Question 6: Define and explain nuclear reaction?
Definition of nuclear reaction
Nuclear reaction is defined as the change in the identity or characteristics of an atomic nucleus induced by the bombardment with energetic particles. The bombarding particle may be an α particle, a γ ray, a neutron, a proton or a heavy ion. However, in all cases the bombarding particle must have enough energy to approach to the positively charged nucleus within the range of strong nuclear force.
A typical nuclear reaction involves two reacting particles; a heavy target nucleus and a light particle. It produces, in the same way, a heavier nucleus and a light particle.

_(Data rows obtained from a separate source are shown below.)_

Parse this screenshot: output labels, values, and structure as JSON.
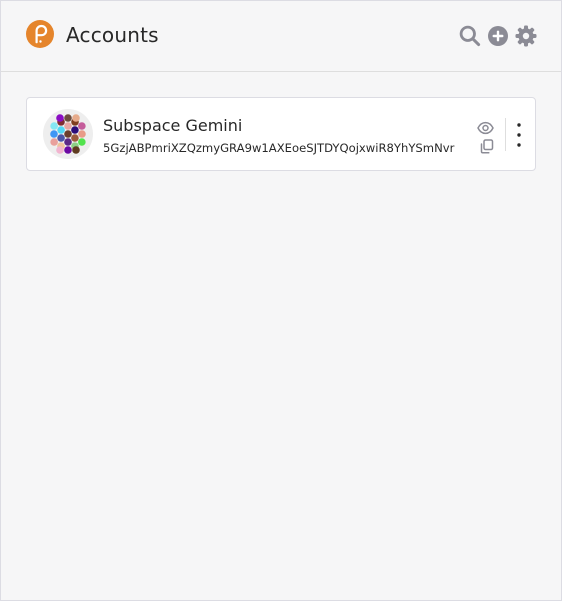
{
  "app": {
    "title": "Accounts"
  },
  "header": {
    "icons": [
      "logo-icon",
      "search-icon",
      "add-icon",
      "settings-icon"
    ]
  },
  "accounts": [
    {
      "name": "Subspace Gemini",
      "address": "5GzjABPmriXZQzmyGRA9w1AXEoeSJTDYQojxwiR8YhYSmNvr",
      "icons": [
        "identicon",
        "eye-icon",
        "copy-icon",
        "more-options-icon"
      ]
    }
  ],
  "colors": {
    "brand": "#e5852c",
    "icon_gray": "#8b8b95",
    "background": "#f6f6f7",
    "card": "#ffffff",
    "text": "#282828",
    "identicon_dots": [
      "#6a3e2c",
      "#9d5c3e",
      "#5b2a86",
      "#4a56a8",
      "#53d7f5",
      "#e7a7a5",
      "#2c0d79",
      "#6d4c3d",
      "#7f3e1f",
      "#c45c9a",
      "#e89b87",
      "#52e34d",
      "#8dcf87",
      "#6b0aa3",
      "#f0c39d",
      "#e9a09c",
      "#3f96f5",
      "#85e7f3",
      "#7f2d32",
      "#8a0dc3",
      "#e6ab8b",
      "#f2b4cf",
      "#5f3b20"
    ]
  }
}
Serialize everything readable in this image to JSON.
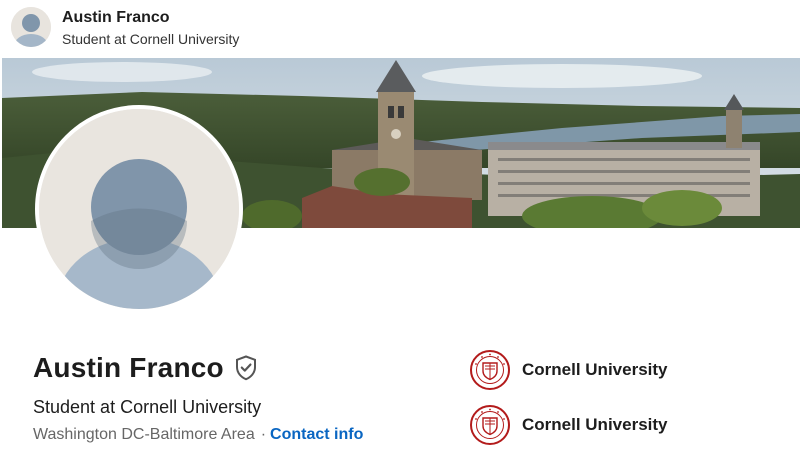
{
  "top_bar": {
    "name": "Austin Franco",
    "headline": "Student at Cornell University"
  },
  "profile": {
    "name": "Austin Franco",
    "headline": "Student at Cornell University",
    "location": "Washington DC-Baltimore Area",
    "separator": "·",
    "contact_label": "Contact info"
  },
  "education": [
    {
      "label": "Cornell University",
      "icon": "cornell-seal-icon"
    },
    {
      "label": "Cornell University",
      "icon": "cornell-seal-icon"
    }
  ],
  "colors": {
    "link": "#0a66c2",
    "seal": "#b31b1b",
    "avatar_bg": "#e9e5df",
    "avatar_figure": "#8fa3b7"
  }
}
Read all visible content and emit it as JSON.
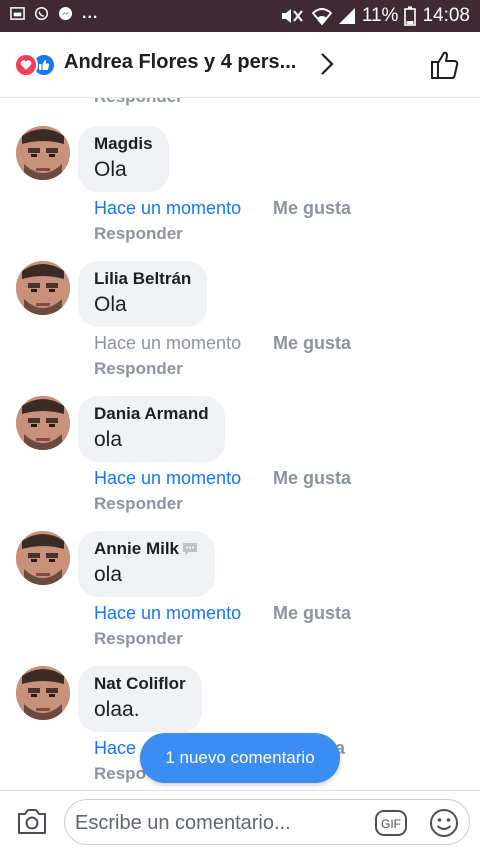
{
  "status_bar": {
    "battery": "11%",
    "time": "14:08",
    "overflow": "..."
  },
  "header": {
    "title": "Andrea Flores y 4 pers...",
    "accent": "#1877f2",
    "love_color": "#f33e58"
  },
  "comments_area": {
    "cut_reply": "Responder",
    "comments": [
      {
        "author": "Magdis",
        "text": "Ola",
        "time": "Hace un momento",
        "like": "Me gusta",
        "reply": "Responder"
      },
      {
        "author": "Lilia Beltrán",
        "text": "Ola",
        "time": "Hace un momento",
        "like": "Me gusta",
        "reply": "Responder"
      },
      {
        "author": "Dania Armand",
        "text": "ola",
        "time": "Hace un momento",
        "like": "Me gusta",
        "reply": "Responder"
      },
      {
        "author": "Annie Milk",
        "text": "ola",
        "time": "Hace un momento",
        "like": "Me gusta",
        "reply": "Responder"
      },
      {
        "author": "Nat Coliflor",
        "text": "olaa.",
        "time": "Hace",
        "like": "ta",
        "reply": "Respo"
      }
    ]
  },
  "new_comment_pill": "1 nuevo comentario",
  "composer": {
    "placeholder": "Escribe un comentario...",
    "gif_label": "GIF"
  }
}
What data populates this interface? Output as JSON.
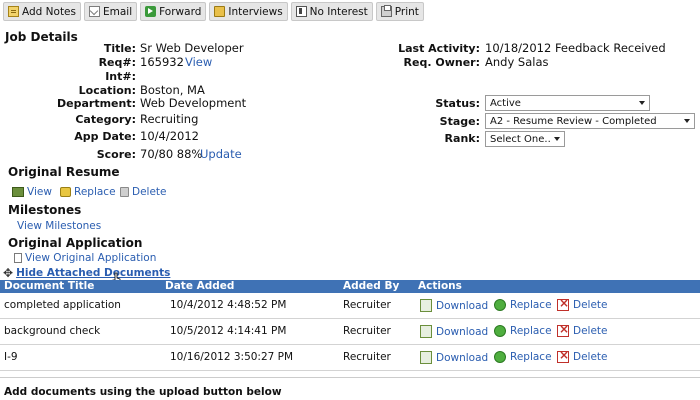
{
  "toolbar": {
    "buttons": [
      {
        "label": "Add Notes",
        "icon": "notes-icon"
      },
      {
        "label": "Email",
        "icon": "email-icon"
      },
      {
        "label": "Forward",
        "icon": "forward-icon"
      },
      {
        "label": "Interviews",
        "icon": "interviews-icon"
      },
      {
        "label": "No Interest",
        "icon": "no-interest-icon"
      },
      {
        "label": "Print",
        "icon": "print-icon"
      }
    ]
  },
  "job_details": {
    "heading": "Job Details",
    "title_label": "Title:",
    "title": "Sr Web Developer",
    "req_label": "Req#:",
    "req": "165932",
    "req_view": "View",
    "int_label": "Int#:",
    "location_label": "Location:",
    "location": "Boston, MA",
    "department_label": "Department:",
    "department": "Web Development",
    "category_label": "Category:",
    "category": "Recruiting",
    "app_date_label": "App Date:",
    "app_date": "10/4/2012",
    "score_label": "Score:",
    "score": "70/80 88%",
    "score_update": "Update",
    "last_activity_label": "Last Activity:",
    "last_activity": "10/18/2012 Feedback Received",
    "req_owner_label": "Req. Owner:",
    "req_owner": "Andy Salas",
    "status_label": "Status:",
    "status": "Active",
    "stage_label": "Stage:",
    "stage": "A2 - Resume Review - Completed",
    "rank_label": "Rank:",
    "rank": "Select One.."
  },
  "original_resume": {
    "heading": "Original Resume",
    "view": "View",
    "replace": "Replace",
    "delete": "Delete"
  },
  "milestones": {
    "heading": "Milestones",
    "view": "View Milestones"
  },
  "original_application": {
    "heading": "Original Application",
    "view": "View Original Application",
    "toggle": "Hide Attached Documents"
  },
  "documents": {
    "headers": [
      "Document Title",
      "Date Added",
      "Added By",
      "Actions"
    ],
    "actions": {
      "download": "Download",
      "replace": "Replace",
      "delete": "Delete"
    },
    "rows": [
      {
        "title": "completed application",
        "date": "10/4/2012 4:48:52 PM",
        "added_by": "Recruiter"
      },
      {
        "title": "background check",
        "date": "10/5/2012 4:14:41 PM",
        "added_by": "Recruiter"
      },
      {
        "title": "I-9",
        "date": "10/16/2012 3:50:27 PM",
        "added_by": "Recruiter"
      }
    ]
  },
  "footer": {
    "note": "Add documents using the upload button below"
  }
}
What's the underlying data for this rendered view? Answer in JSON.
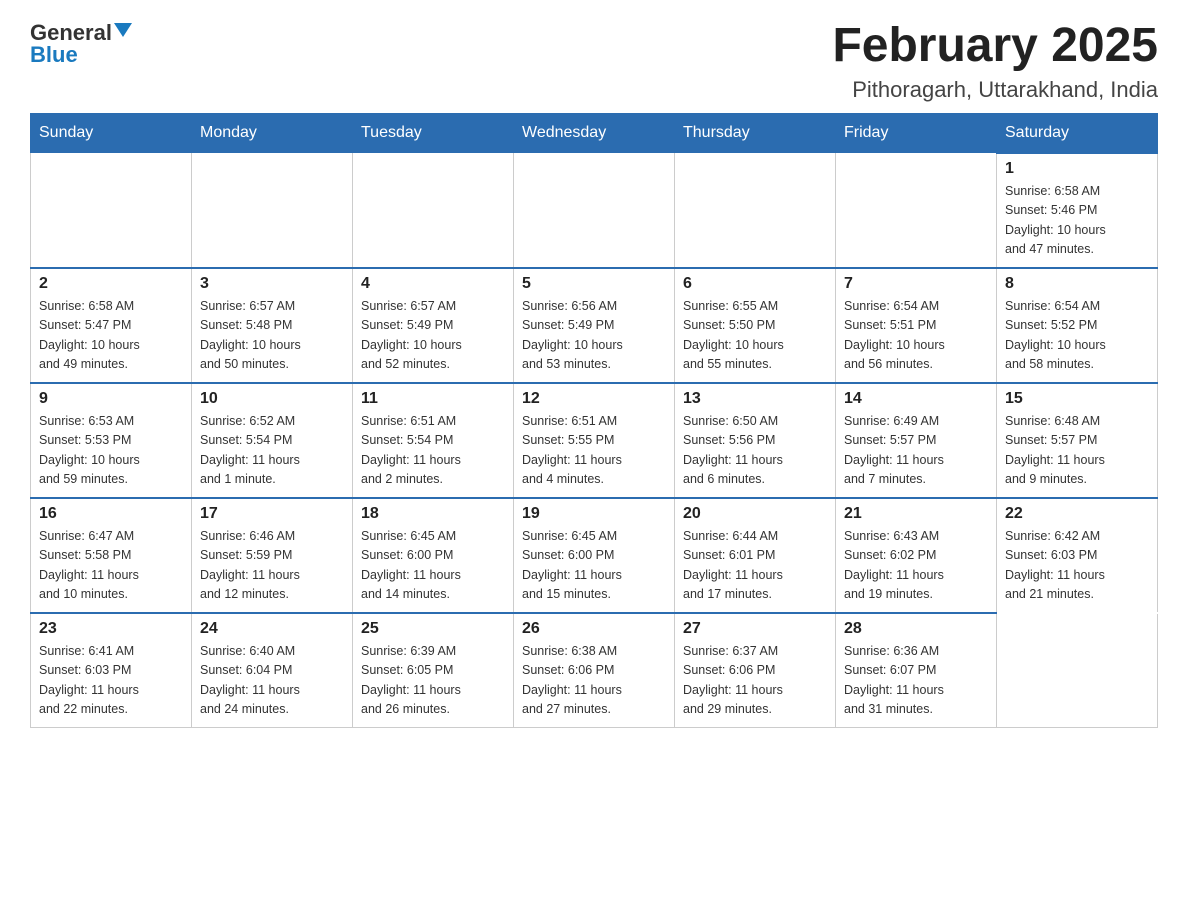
{
  "logo": {
    "part1": "General",
    "part2": "Blue"
  },
  "title": "February 2025",
  "subtitle": "Pithoragarh, Uttarakhand, India",
  "days_of_week": [
    "Sunday",
    "Monday",
    "Tuesday",
    "Wednesday",
    "Thursday",
    "Friday",
    "Saturday"
  ],
  "weeks": [
    [
      {
        "day": "",
        "info": ""
      },
      {
        "day": "",
        "info": ""
      },
      {
        "day": "",
        "info": ""
      },
      {
        "day": "",
        "info": ""
      },
      {
        "day": "",
        "info": ""
      },
      {
        "day": "",
        "info": ""
      },
      {
        "day": "1",
        "info": "Sunrise: 6:58 AM\nSunset: 5:46 PM\nDaylight: 10 hours\nand 47 minutes."
      }
    ],
    [
      {
        "day": "2",
        "info": "Sunrise: 6:58 AM\nSunset: 5:47 PM\nDaylight: 10 hours\nand 49 minutes."
      },
      {
        "day": "3",
        "info": "Sunrise: 6:57 AM\nSunset: 5:48 PM\nDaylight: 10 hours\nand 50 minutes."
      },
      {
        "day": "4",
        "info": "Sunrise: 6:57 AM\nSunset: 5:49 PM\nDaylight: 10 hours\nand 52 minutes."
      },
      {
        "day": "5",
        "info": "Sunrise: 6:56 AM\nSunset: 5:49 PM\nDaylight: 10 hours\nand 53 minutes."
      },
      {
        "day": "6",
        "info": "Sunrise: 6:55 AM\nSunset: 5:50 PM\nDaylight: 10 hours\nand 55 minutes."
      },
      {
        "day": "7",
        "info": "Sunrise: 6:54 AM\nSunset: 5:51 PM\nDaylight: 10 hours\nand 56 minutes."
      },
      {
        "day": "8",
        "info": "Sunrise: 6:54 AM\nSunset: 5:52 PM\nDaylight: 10 hours\nand 58 minutes."
      }
    ],
    [
      {
        "day": "9",
        "info": "Sunrise: 6:53 AM\nSunset: 5:53 PM\nDaylight: 10 hours\nand 59 minutes."
      },
      {
        "day": "10",
        "info": "Sunrise: 6:52 AM\nSunset: 5:54 PM\nDaylight: 11 hours\nand 1 minute."
      },
      {
        "day": "11",
        "info": "Sunrise: 6:51 AM\nSunset: 5:54 PM\nDaylight: 11 hours\nand 2 minutes."
      },
      {
        "day": "12",
        "info": "Sunrise: 6:51 AM\nSunset: 5:55 PM\nDaylight: 11 hours\nand 4 minutes."
      },
      {
        "day": "13",
        "info": "Sunrise: 6:50 AM\nSunset: 5:56 PM\nDaylight: 11 hours\nand 6 minutes."
      },
      {
        "day": "14",
        "info": "Sunrise: 6:49 AM\nSunset: 5:57 PM\nDaylight: 11 hours\nand 7 minutes."
      },
      {
        "day": "15",
        "info": "Sunrise: 6:48 AM\nSunset: 5:57 PM\nDaylight: 11 hours\nand 9 minutes."
      }
    ],
    [
      {
        "day": "16",
        "info": "Sunrise: 6:47 AM\nSunset: 5:58 PM\nDaylight: 11 hours\nand 10 minutes."
      },
      {
        "day": "17",
        "info": "Sunrise: 6:46 AM\nSunset: 5:59 PM\nDaylight: 11 hours\nand 12 minutes."
      },
      {
        "day": "18",
        "info": "Sunrise: 6:45 AM\nSunset: 6:00 PM\nDaylight: 11 hours\nand 14 minutes."
      },
      {
        "day": "19",
        "info": "Sunrise: 6:45 AM\nSunset: 6:00 PM\nDaylight: 11 hours\nand 15 minutes."
      },
      {
        "day": "20",
        "info": "Sunrise: 6:44 AM\nSunset: 6:01 PM\nDaylight: 11 hours\nand 17 minutes."
      },
      {
        "day": "21",
        "info": "Sunrise: 6:43 AM\nSunset: 6:02 PM\nDaylight: 11 hours\nand 19 minutes."
      },
      {
        "day": "22",
        "info": "Sunrise: 6:42 AM\nSunset: 6:03 PM\nDaylight: 11 hours\nand 21 minutes."
      }
    ],
    [
      {
        "day": "23",
        "info": "Sunrise: 6:41 AM\nSunset: 6:03 PM\nDaylight: 11 hours\nand 22 minutes."
      },
      {
        "day": "24",
        "info": "Sunrise: 6:40 AM\nSunset: 6:04 PM\nDaylight: 11 hours\nand 24 minutes."
      },
      {
        "day": "25",
        "info": "Sunrise: 6:39 AM\nSunset: 6:05 PM\nDaylight: 11 hours\nand 26 minutes."
      },
      {
        "day": "26",
        "info": "Sunrise: 6:38 AM\nSunset: 6:06 PM\nDaylight: 11 hours\nand 27 minutes."
      },
      {
        "day": "27",
        "info": "Sunrise: 6:37 AM\nSunset: 6:06 PM\nDaylight: 11 hours\nand 29 minutes."
      },
      {
        "day": "28",
        "info": "Sunrise: 6:36 AM\nSunset: 6:07 PM\nDaylight: 11 hours\nand 31 minutes."
      },
      {
        "day": "",
        "info": ""
      }
    ]
  ]
}
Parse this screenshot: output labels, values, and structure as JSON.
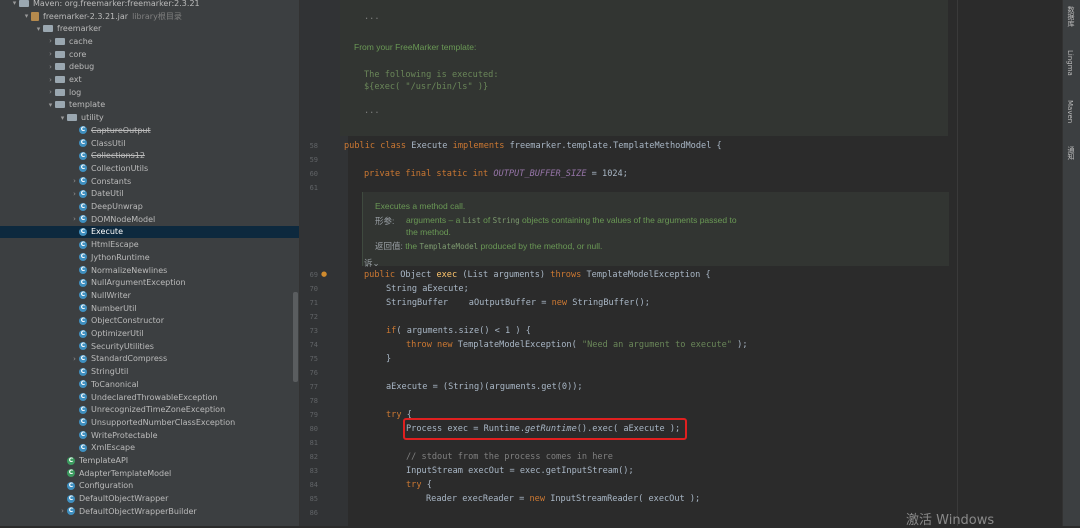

Thus when a nucleus X is bombarded with some light particle ‘a’, the product nucleus Y and a light particle ‘b’ will be produced.
X + a —–→ Y + b
Rutherford for the first time, in 1919, observed nuclear reaction by bombarding α particles on Nitrogen. He obtained Oxygen and a proton as the products.
7N14 + 2He4 —–→ 8O17 + 1H1 + Q
- It is equivalent to the difference of the rest masses on the left and right of the reaction.
- Q is negative when energy is absorbed in the reaction. Such a reaction is endothermic. In such cases energy is provided by the K.E of the bombarding particle.
- Q is positive when energy is evolved in the reaction. Such a reaction is exothermic.
Laws of conservation in nuclear reactions
The number of protons and the number of neutrons must remain conserved.
However, because of the binding energy of the nuclei, conservation of the number of nucleons does not mean the conservation of mass. Therefore, we apply the more general mass-energy principle of Einstein to the mass difference as the energy included in the reaction.
All other laws of conservation, such as conservation of momentum and conservation of charge must also hold.